Operation of a certificate authority on a distributed ledger
US patent 10,764,067. An on-ledger certificate authority operates a node of a distributed ledger that controls a certificate issuance store and a certificate revocation store. When the certificate authority issues a certificate, the node issues a ledger transaction with an instruction to store a validation hash of the certificate in the issuance store, and when a certificate is revoked, a ledger transaction with an instruction to store the serial number of the certificate in the revocation store. As such transactions propagate throughout the ledger, the instructions are executed by on-ledger verifiers in their local replicas of the stores. An onledger verifier validates a certificate by verifying that its serial number is not in the revocation store while its validation hash is in the verifier’s replica of the issuance store.
For more information see the blog post Pomcor Granted Patent on How to Implement a PKI on a Blockchain.
Multifactor privacy-enhanced remote identification using a rich credential
US patents 10,567,377 and 11,329,981. These patents describe a method and a system for multifactor identification of a subject over a network using a rich credential, with selective disclosure of attributes and selective presentation of verification factors. A credential presentation application negotiates with a verifying server to agree on attributes to be disclosed and verification factors to be presented, and removes unneeded attributes and verification data from the rich credential by pruning subtrees from a typed hash tree without invalidating a signature that covers the root label of the tree. The credential presentation application proves knowledge of a private key, and as agreed upon may prove knowledge of a password and may arrange for biometric presentation applications to present one or more biometric samples to the verifier, which performs presentation attack detection and verifies the samples against verification data in the rich credential.
For more information see the blog posts Pomcor Granted Patent on Rich Credentials and A New Tool Against the Surge of Application Fraud.
Protecting passwords and biometrics against back-end security breaches
US Patent 9,887,989. This patent describes a multifactor authentication technique that uses a cryptographic key pair in conjunction with a password and/or a biometric key while protecting the password and biometric data against back-end security breaches. In a two-factor embodiment with a key pair and a password, the user of a web application registers the password and the public key component of the key pair with the back-end of the application. Instead of storing the public key and a salted hash of the password, the back-end stores a joint hash of the public key and the password, then deletes the public key and the password. An attacker who breaches the back-end database and obtains the joint hash cannot mount a brute-force or dictionary attack against the password without knowing the public key, which is unconventionally treated as a joint secret between the browser and the back-end.
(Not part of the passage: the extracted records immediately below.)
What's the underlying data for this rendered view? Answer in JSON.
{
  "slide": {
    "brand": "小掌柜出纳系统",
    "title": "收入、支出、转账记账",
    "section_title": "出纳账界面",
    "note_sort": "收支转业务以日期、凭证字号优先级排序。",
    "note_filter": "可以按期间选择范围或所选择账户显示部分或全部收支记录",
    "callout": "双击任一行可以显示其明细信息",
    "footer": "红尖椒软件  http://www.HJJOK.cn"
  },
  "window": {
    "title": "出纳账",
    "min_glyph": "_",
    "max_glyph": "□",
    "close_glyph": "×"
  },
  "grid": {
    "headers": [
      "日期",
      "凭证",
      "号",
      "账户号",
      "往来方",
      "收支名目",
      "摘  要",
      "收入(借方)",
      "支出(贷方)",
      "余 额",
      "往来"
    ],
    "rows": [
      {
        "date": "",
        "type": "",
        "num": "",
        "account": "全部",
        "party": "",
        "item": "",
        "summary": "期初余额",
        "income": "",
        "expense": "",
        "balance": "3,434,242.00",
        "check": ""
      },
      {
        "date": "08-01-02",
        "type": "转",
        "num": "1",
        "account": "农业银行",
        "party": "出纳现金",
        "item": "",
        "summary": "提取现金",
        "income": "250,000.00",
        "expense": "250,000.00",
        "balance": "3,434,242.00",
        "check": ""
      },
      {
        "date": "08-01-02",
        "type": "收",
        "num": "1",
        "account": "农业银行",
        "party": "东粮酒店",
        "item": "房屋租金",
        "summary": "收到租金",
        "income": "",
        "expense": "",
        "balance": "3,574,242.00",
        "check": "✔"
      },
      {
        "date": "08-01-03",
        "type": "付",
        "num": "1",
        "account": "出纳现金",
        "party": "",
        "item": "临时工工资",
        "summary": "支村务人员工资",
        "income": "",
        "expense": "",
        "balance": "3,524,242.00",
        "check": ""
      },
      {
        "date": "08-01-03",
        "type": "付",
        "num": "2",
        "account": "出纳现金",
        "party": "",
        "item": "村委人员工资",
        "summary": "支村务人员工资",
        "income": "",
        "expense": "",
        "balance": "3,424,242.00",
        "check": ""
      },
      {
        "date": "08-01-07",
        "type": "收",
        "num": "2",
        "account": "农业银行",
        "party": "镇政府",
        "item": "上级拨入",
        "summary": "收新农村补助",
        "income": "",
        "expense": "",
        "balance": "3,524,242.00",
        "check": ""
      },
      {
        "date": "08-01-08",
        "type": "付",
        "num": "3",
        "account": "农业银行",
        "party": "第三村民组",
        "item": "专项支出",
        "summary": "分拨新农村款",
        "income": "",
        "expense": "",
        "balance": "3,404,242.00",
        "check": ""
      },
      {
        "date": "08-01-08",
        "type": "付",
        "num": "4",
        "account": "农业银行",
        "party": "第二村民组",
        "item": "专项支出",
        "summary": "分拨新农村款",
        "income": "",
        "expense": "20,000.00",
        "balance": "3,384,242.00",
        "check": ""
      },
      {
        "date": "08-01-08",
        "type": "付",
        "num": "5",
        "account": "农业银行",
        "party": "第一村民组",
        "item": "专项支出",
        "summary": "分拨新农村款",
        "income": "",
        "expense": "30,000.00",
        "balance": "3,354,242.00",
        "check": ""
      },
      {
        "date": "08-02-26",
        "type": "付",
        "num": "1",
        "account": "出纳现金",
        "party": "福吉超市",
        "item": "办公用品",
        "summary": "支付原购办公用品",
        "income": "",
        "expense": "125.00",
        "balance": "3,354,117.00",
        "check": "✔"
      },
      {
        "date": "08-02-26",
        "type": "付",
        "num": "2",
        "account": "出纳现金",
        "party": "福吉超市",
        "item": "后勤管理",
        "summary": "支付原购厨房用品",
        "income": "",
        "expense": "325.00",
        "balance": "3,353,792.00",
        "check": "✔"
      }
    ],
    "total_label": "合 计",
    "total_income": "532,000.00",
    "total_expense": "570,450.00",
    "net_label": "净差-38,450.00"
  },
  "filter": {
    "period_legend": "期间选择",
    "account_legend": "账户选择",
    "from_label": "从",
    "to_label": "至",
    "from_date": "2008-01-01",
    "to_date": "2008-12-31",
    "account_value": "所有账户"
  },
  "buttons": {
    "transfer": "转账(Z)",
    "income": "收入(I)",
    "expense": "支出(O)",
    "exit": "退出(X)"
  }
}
The password may also be protected against exploits of other back-end vulnerabilities besides database breaches, and against phishing attacks and reuse at malicious or insecure sites, by hashing it at the browser with a secret salt before submitting it to the back-end. Other embodiments are described in this blog post.
Cryptographic authentication techniques for mobile devices
US patent 9,185,111. This patent describes a method of authenticating a computing device to a back-end subsystem. In one embodiment a prover black-box in the computing device regenerates a credential containing a key pair from a PIN and a protocredential, and authenticates cryptographically to a verifier black-box in the back-end subsystem; then the verifier black-box sends an authentication token to the prover black-box as verifiable confirmation of the cryptographic authentication, the prover black-box sends the authentication token to an application front-end in the computing device, the application front-end sends the authentication token to an application back-end in the back-end subsystem, and the application back-end verifies the authentication token.